Using non-invasive imaging techniques, American and Canadian researchers were able to discern various individual layers beneath the surface of one of Pablo Picasso’s most famous works. The analysis strikingly revealed that Picasso’s “La Miséreuse Accroupie,” or “The Crouching Beggar,” was painted over a different artwork, a landscape made by a different artist. Picasso flipped the landscape by 90 degrees and even used some of the original artwork’s elements in his own painting. For instance, a cliff was turned into the edge of the cloaked woman’s back.
La Miséreuse Accroupie was finished in 1902 during Picasso’s “Blue Period” (1901-1904), when the artist almost exclusively used shades of blue or blue-green. Researchers led by John Delaney, a senior imaging scientist at the National Gallery of Art, Washington, used X-ray fluorescence and infrared reflectance hyperspectral imaging to peer through the surface of the painting.
The analysis shows that Picasso recycled his canvas from another artist, thought to be a friend, in Barcelona at the time. The reflectance transformation imaging combined with photometric stereo provided detailed information about the brush strokes as well as the application of color, clarifying the complexity in the surface texture.
“Picasso had no qualms about changing things during the painting process,” said Marc Walton, a research professor of materials science and engineering at Northwestern, in a statement. “Our international team — consisting of scientists, a curator and a conservator — has begun to tease apart the complexity of ‘La Miséreuse accroupie,’ uncovering subtle changes made by Picasso as he worked toward his final vision.”
Intriguingly, the researchers found that Picasso initially painted the woman with her arm and hand exposed, which held a disk. Researchers came to learn this after comparing different elements brushed in a yellowish paint underneath the blue-green paint overlying them.
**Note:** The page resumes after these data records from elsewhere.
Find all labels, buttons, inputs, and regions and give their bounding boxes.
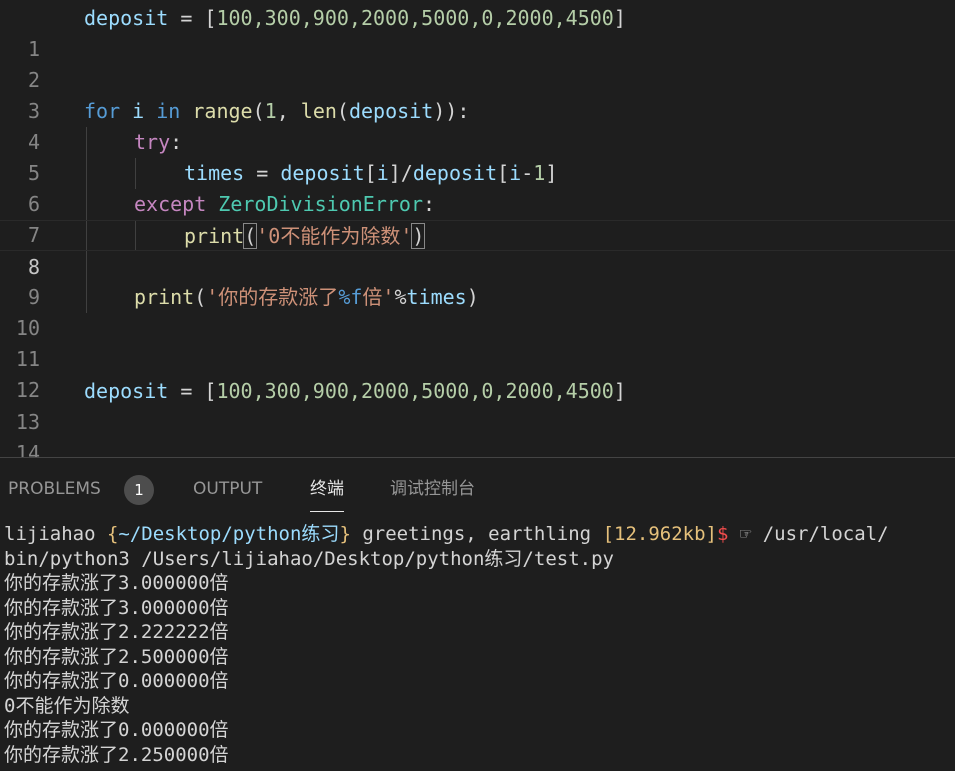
paren: )	[411, 223, 426, 249]
prompt-path: ~/Desktop/python练习	[118, 523, 340, 545]
paren: (	[243, 223, 258, 249]
keyword: for	[84, 99, 121, 123]
number: 1	[264, 99, 277, 123]
comma: ,	[276, 99, 301, 123]
tab-problems[interactable]: PROBLEMS	[8, 458, 101, 520]
paren: (	[336, 99, 349, 123]
format-specifier: %f	[338, 285, 363, 309]
bracket: ]/	[388, 161, 413, 185]
bracket: [	[204, 379, 217, 403]
variable: deposit	[280, 161, 365, 185]
terminal-output-line: 你的存款涨了3.000000倍	[4, 572, 229, 594]
bracket: [	[204, 6, 217, 30]
bottom-panel: PROBLEMS 1 OUTPUT 终端 调试控制台 lijiahao {~/D…	[0, 457, 955, 771]
terminal-output-line: 你的存款涨了0.000000倍	[4, 670, 229, 692]
function: range	[192, 99, 253, 123]
tab-output[interactable]: OUTPUT	[193, 458, 262, 520]
code-line-2[interactable]: 2	[0, 34, 955, 92]
code-line-4[interactable]: 4 for i in range(1, len(deposit)):	[0, 96, 955, 154]
problems-count-badge: 1	[124, 475, 154, 505]
operator: =	[168, 379, 205, 403]
paren: )	[466, 285, 479, 309]
operator: -	[521, 161, 534, 185]
keyword: except	[134, 192, 207, 216]
variable: times	[406, 285, 467, 309]
prompt-brace: }	[339, 523, 351, 545]
bracket: ]	[613, 6, 626, 30]
terminal-output-line: 你的存款涨了0.000000倍	[4, 719, 229, 741]
variable: deposit	[84, 6, 169, 30]
paren: (	[252, 99, 265, 123]
function: print	[134, 285, 195, 309]
paren: (	[194, 285, 207, 309]
string: '你的存款涨了	[206, 285, 339, 309]
code-line-9[interactable]: 9	[0, 251, 955, 309]
prompt-memory: [12.962kb]	[602, 523, 717, 545]
operator: %	[394, 285, 407, 309]
variable: deposit	[348, 99, 434, 123]
terminal-prompt-line: lijiahao {~/Desktop/python练习} greetings,…	[4, 522, 952, 547]
bracket: [	[364, 161, 377, 185]
variable: times	[184, 161, 245, 185]
prompt-command: ☞ /usr/local/	[728, 523, 889, 545]
prompt-user: lijiahao	[4, 523, 107, 545]
code-editor[interactable]: 1 deposit = [100,300,900,2000,5000,0,200…	[0, 0, 955, 457]
variable: deposit	[84, 379, 169, 403]
number-list: 100,300,900,2000,5000,0,2000,4500	[216, 6, 614, 30]
terminal-output-line: 你的存款涨了3.000000倍	[4, 596, 229, 619]
code-line-15[interactable]: 15	[0, 438, 955, 457]
code-line-14[interactable]: 14	[0, 407, 955, 457]
number: 1	[533, 161, 546, 185]
prompt-brace: {	[106, 523, 119, 545]
code-line-6[interactable]: 6 times = deposit[i]/deposit[i-1]	[0, 158, 955, 216]
string: 倍'	[362, 285, 395, 309]
panel-tabs: PROBLEMS 1 OUTPUT 终端 调试控制台	[0, 458, 955, 520]
prompt-greeting: greetings, earthling	[350, 523, 603, 545]
code-line-13[interactable]: 13 deposit = [100,300,900,2000,5000,0,20…	[0, 376, 955, 434]
code-line-3[interactable]: 3	[0, 65, 955, 123]
terminal-output-line: 0不能作为除数	[4, 694, 130, 717]
paren: )):	[433, 99, 470, 123]
colon: :	[423, 192, 436, 216]
operator: =	[244, 161, 281, 185]
prompt-dollar: $	[716, 523, 729, 545]
terminal-command-continuation: bin/python3 /Users/lijiahao/Desktop/pyth…	[4, 547, 614, 570]
tab-terminal[interactable]: 终端	[310, 458, 344, 520]
bracket: ]	[545, 161, 558, 185]
keyword: try	[134, 130, 171, 154]
terminal-output[interactable]: lijiahao {~/Desktop/python练习} greetings,…	[4, 522, 952, 767]
colon: :	[170, 130, 183, 154]
terminal-output-line: 你的存款涨了2.222222倍	[4, 621, 229, 643]
code-line-5[interactable]: 5 try:	[0, 127, 955, 185]
bracket: [	[497, 161, 510, 185]
code-line-8[interactable]: 8 print('0不能作为除数')	[0, 220, 955, 279]
variable: i	[509, 161, 522, 185]
number-list: 100,300,900,2000,5000,0,2000,4500	[216, 379, 614, 403]
variable: deposit	[412, 161, 498, 185]
terminal-output-line: 你的存款涨了2.250000倍	[4, 743, 229, 766]
operator: =	[168, 6, 205, 30]
variable: i	[376, 161, 389, 185]
exception-class: ZeroDivisionError	[218, 192, 423, 216]
code-line-12[interactable]: 12	[0, 344, 955, 402]
function: len	[300, 99, 337, 123]
function: print	[184, 224, 245, 248]
variable: i	[120, 99, 157, 123]
keyword: in	[156, 99, 181, 123]
bracket: ]	[613, 379, 626, 403]
code-line-7[interactable]: 7 except ZeroDivisionError:	[0, 189, 955, 247]
tab-debug-console[interactable]: 调试控制台	[390, 458, 475, 520]
terminal-output-line: 你的存款涨了2.500000倍	[4, 645, 229, 668]
code-line-11[interactable]: 11	[0, 313, 955, 371]
code-line-1[interactable]: 1 deposit = [100,300,900,2000,5000,0,200…	[0, 3, 955, 61]
code-line-10[interactable]: 10 print('你的存款涨了%f倍'%times)	[0, 282, 955, 340]
string: '0不能作为除数'	[256, 224, 413, 248]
The cubist artist later changed his mind and painted a green cloak over the limb.
“We now are able to develop a chronology within the painting structure to tell a story about the artist’s developing style and possible influences,” Sandra Webster-Cook, the senior conservator of paintings at the Art Gallery of Ontario, said in a statement.
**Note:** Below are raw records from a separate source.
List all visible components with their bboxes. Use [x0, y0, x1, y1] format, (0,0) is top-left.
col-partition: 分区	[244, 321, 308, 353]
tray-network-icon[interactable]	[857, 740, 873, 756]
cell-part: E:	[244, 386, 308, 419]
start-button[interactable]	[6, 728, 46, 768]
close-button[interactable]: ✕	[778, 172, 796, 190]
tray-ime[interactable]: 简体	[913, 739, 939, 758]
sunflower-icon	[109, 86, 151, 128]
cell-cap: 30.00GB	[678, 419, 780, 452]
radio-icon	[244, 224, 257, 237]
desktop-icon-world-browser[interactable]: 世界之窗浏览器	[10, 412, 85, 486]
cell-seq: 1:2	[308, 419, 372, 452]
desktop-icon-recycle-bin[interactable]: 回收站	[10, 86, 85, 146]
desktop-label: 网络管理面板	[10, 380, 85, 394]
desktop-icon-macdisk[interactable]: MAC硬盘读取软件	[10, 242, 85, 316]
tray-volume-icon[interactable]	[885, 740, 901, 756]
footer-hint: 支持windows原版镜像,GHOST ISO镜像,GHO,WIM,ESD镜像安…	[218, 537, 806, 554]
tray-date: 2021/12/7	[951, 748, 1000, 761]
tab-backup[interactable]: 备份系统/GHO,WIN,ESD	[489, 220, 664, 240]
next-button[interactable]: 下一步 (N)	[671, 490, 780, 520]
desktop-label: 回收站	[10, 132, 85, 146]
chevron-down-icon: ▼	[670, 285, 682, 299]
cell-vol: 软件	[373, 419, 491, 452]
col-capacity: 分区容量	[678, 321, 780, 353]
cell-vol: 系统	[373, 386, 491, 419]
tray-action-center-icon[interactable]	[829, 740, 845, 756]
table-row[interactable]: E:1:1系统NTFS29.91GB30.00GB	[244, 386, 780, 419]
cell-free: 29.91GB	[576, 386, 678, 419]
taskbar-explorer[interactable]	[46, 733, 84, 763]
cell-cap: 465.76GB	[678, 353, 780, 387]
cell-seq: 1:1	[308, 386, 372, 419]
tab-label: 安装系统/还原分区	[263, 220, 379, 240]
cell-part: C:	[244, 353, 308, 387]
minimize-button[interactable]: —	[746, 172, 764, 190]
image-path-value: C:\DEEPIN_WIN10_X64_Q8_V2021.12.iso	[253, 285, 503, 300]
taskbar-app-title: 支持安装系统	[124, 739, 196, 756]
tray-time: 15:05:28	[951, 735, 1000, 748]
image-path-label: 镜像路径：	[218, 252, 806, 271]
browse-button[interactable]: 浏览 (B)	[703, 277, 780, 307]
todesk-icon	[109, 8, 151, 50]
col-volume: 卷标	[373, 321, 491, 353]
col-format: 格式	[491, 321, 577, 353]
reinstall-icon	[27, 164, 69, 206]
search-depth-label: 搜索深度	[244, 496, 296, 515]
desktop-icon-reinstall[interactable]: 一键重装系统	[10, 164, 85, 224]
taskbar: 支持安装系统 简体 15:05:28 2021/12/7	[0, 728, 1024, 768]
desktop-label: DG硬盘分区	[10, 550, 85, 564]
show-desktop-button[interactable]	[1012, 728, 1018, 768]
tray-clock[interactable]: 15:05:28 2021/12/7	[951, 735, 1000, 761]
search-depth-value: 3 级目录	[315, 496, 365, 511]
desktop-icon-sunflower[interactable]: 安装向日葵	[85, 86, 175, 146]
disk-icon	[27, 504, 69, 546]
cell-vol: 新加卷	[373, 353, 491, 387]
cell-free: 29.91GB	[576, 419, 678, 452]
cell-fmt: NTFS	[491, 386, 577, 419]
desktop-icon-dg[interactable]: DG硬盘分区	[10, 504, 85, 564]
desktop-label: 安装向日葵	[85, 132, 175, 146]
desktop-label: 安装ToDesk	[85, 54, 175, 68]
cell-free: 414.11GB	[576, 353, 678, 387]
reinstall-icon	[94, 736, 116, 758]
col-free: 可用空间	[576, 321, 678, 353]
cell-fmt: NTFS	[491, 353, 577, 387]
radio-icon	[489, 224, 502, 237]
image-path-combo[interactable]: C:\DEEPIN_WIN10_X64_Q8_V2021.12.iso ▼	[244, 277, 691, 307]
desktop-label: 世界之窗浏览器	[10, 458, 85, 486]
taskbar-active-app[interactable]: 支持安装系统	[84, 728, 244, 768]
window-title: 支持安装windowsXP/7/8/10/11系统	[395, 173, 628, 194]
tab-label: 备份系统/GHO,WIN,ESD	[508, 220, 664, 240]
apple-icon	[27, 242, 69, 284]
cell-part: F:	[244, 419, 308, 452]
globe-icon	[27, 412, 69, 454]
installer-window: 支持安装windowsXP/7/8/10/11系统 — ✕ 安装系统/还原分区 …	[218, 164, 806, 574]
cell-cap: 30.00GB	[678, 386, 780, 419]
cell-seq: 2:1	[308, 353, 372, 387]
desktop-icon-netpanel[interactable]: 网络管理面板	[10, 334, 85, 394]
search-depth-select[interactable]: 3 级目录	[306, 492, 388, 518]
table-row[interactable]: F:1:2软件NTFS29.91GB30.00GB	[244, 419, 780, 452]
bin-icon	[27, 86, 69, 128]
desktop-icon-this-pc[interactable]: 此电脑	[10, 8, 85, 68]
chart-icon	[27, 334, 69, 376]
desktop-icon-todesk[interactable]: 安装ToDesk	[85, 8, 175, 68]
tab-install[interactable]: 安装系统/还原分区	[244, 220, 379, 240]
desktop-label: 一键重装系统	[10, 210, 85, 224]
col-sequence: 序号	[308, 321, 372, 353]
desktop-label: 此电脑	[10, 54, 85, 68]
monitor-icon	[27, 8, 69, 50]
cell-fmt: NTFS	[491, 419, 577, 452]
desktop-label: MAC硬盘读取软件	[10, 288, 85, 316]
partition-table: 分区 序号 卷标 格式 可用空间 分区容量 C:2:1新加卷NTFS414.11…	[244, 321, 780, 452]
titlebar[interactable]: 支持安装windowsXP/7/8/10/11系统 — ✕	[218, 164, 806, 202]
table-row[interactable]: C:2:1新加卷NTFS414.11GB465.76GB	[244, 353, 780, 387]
Additionally, the team of researchers, which included scientists at Northwestern University and the Art Institute of Chicago’s Center for Scientific Studies, also studied some of Picasso’s sculptures. They used X-ray fluorescence to determine which metals made up the alloys that the artist used in 39 of his bronze casts between 1905 and 1959 and 11 sheet-metal sculptures from the 1960s.
The metals used in the casts varied a lot, most likely because metal became scarce after Nazi Germany occupied France and appropriated materials for their war effort. Another new insight is that Picasso used silver to flesh out the details on a cast-iron sculpture called “Head of a Woman” (1962).
“In the context of increased material studies of Picasso’s painting practices, our study extends the potential of scientific investigations to the artist’s three-dimensional productions,” said Emeline Pouyet, a materials scientist at the Center for Scientific Studies in the Arts.
“Material evidence from the sculptures themselves can be unlocked by scientific analysis for a deeper understanding of Picasso’s bronze sculpture-making process and the history of artists, dealers and foundrymen in the production of modern sculpture.”
It’s so amazing that, more than a century after La Miséreuse Accroupie was finished, we are now able to gain access to secrets that would have otherwise been taken to the grave with Picasso.
The findings were presented at the American Association for the Advancement of Science annual meeting in Austin, Texas.